Maw-Shin Hsu, Yung-Lung Lai and Feng-Jhy Lin
The purpose of this study was to explore the impact of the formation of industrial clusters on the obtainment of professional human resources, to verify the impact of…
Abstract
Purpose
The purpose of this study was to explore the impact of the formation of industrial clusters on the obtainment of professional human resources, to verify the impact of human resources on clustering relationships and firm’s performance and to understand whether the formation of clusters can contribute to the obtainment of professional human resources and the improvement of competitiveness of enterprises. It was expected that solutions could be found to make new contributions through the verification of special economic zones (SEZs).

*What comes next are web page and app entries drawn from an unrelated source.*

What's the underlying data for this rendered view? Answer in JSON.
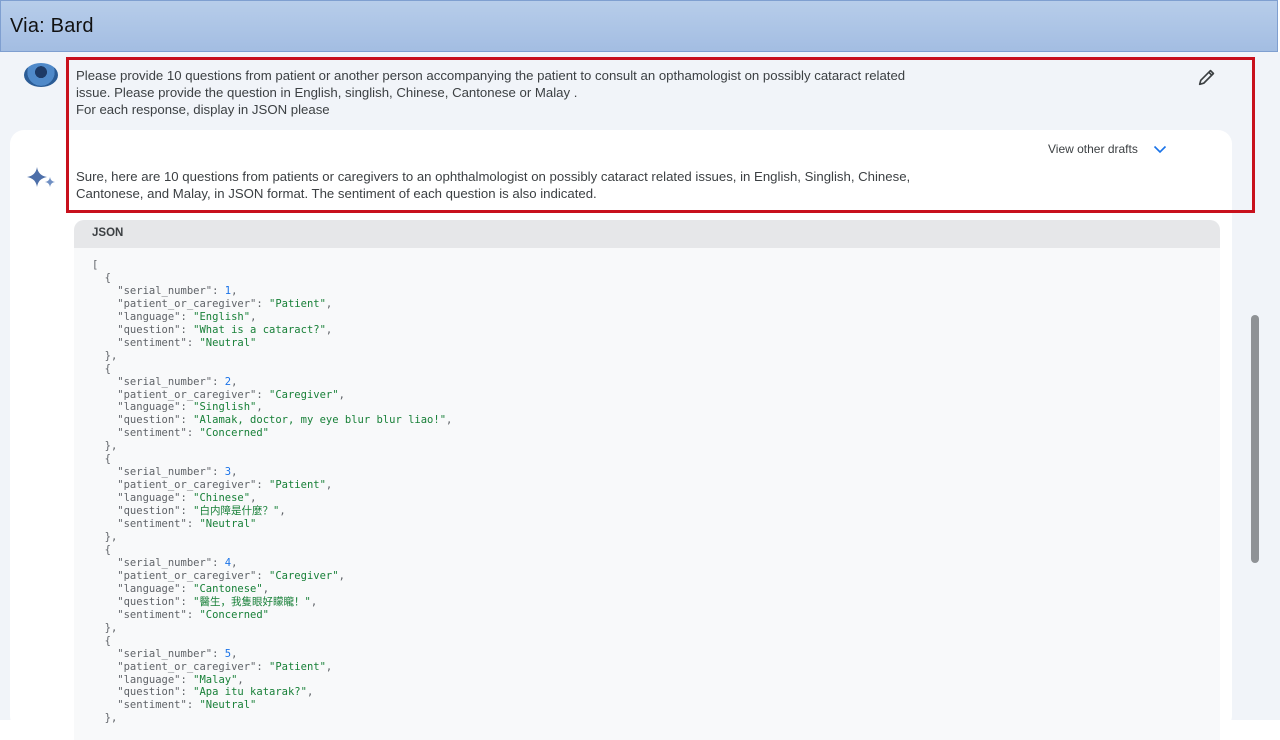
{
  "window": {
    "title": "Via: Bard"
  },
  "prompt": {
    "lines": [
      "Please provide 10 questions from patient or another person accompanying the patient to consult an opthamologist on possibly cataract related",
      "issue. Please provide the question in English, singlish, Chinese, Cantonese or Malay .",
      "For each response, display in JSON please"
    ]
  },
  "response": {
    "drafts_label": "View other drafts",
    "lines": [
      "Sure, here are 10 questions from patients or caregivers to an ophthalmologist on possibly cataract related issues, in English, Singlish, Chinese,",
      "Cantonese, and Malay, in JSON format. The sentiment of each question is also indicated."
    ]
  },
  "code_block": {
    "label": "JSON",
    "entries": [
      {
        "serial_number": "1",
        "patient_or_caregiver": "Patient",
        "language": "English",
        "question": "What is a cataract?",
        "sentiment": "Neutral"
      },
      {
        "serial_number": "2",
        "patient_or_caregiver": "Caregiver",
        "language": "Singlish",
        "question": "Alamak, doctor, my eye blur blur liao!",
        "sentiment": "Concerned"
      },
      {
        "serial_number": "3",
        "patient_or_caregiver": "Patient",
        "language": "Chinese",
        "question": "白内障是什麼？",
        "sentiment": "Neutral"
      },
      {
        "serial_number": "4",
        "patient_or_caregiver": "Caregiver",
        "language": "Cantonese",
        "question": "醫生，我隻眼好矇矓！",
        "sentiment": "Concerned"
      },
      {
        "serial_number": "5",
        "patient_or_caregiver": "Patient",
        "language": "Malay",
        "question": "Apa itu katarak?",
        "sentiment": "Neutral"
      }
    ]
  },
  "colors": {
    "highlight_border": "#c8101c",
    "title_bar": "#a3bde2",
    "code_string": "#188038"
  },
  "icons": {
    "avatar": "user-avatar",
    "edit": "pencil-icon",
    "expand": "chevron-down-icon",
    "assistant": "sparkle-icon"
  }
}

Design/methodology/approach
Using manufacturers in Taiwan’s SEZs as the subjects, this study explored the impact on the obtainment of professional human resources after the formation of industrial clusters in SEZs, through conducting and empirical study with a questionnaire survey.
Findings
The professional human resources are the essential factor for the formation of industrial clusters and the improvement of competitiveness. This study also confirmed that industries can have professional human resources by industrial clustering and that this will produce a positive impact on the enterprise clustering relationships, which can also have a positive impact on firm’s performance and can enhance the enterprise’s competitive advantage.
Practical implications
Industrial clustering is the key factor to attract professional human resources; industrial clusters can enhance firm’s performance; and professional human resources affect firm’s performance of enterprises.
Originality/value
No study has discussed the topic of clusters from the perspective of SEZs also including six export processing zone (EPZ) parks in Taiwan. This study discussed the topic using theories relating to clustering and human resources. The formation of industrial clusters can result in higher competitiveness in the face of the global market. The EPZ industrial cluster provides an excellent investment environment. Coupled with one-stop express services and geographic advantage, the land-use rate is up to 97 per cent and the per hectare output value amounts to NTD 3.2 billion, setting a successful example of an industrial cluster.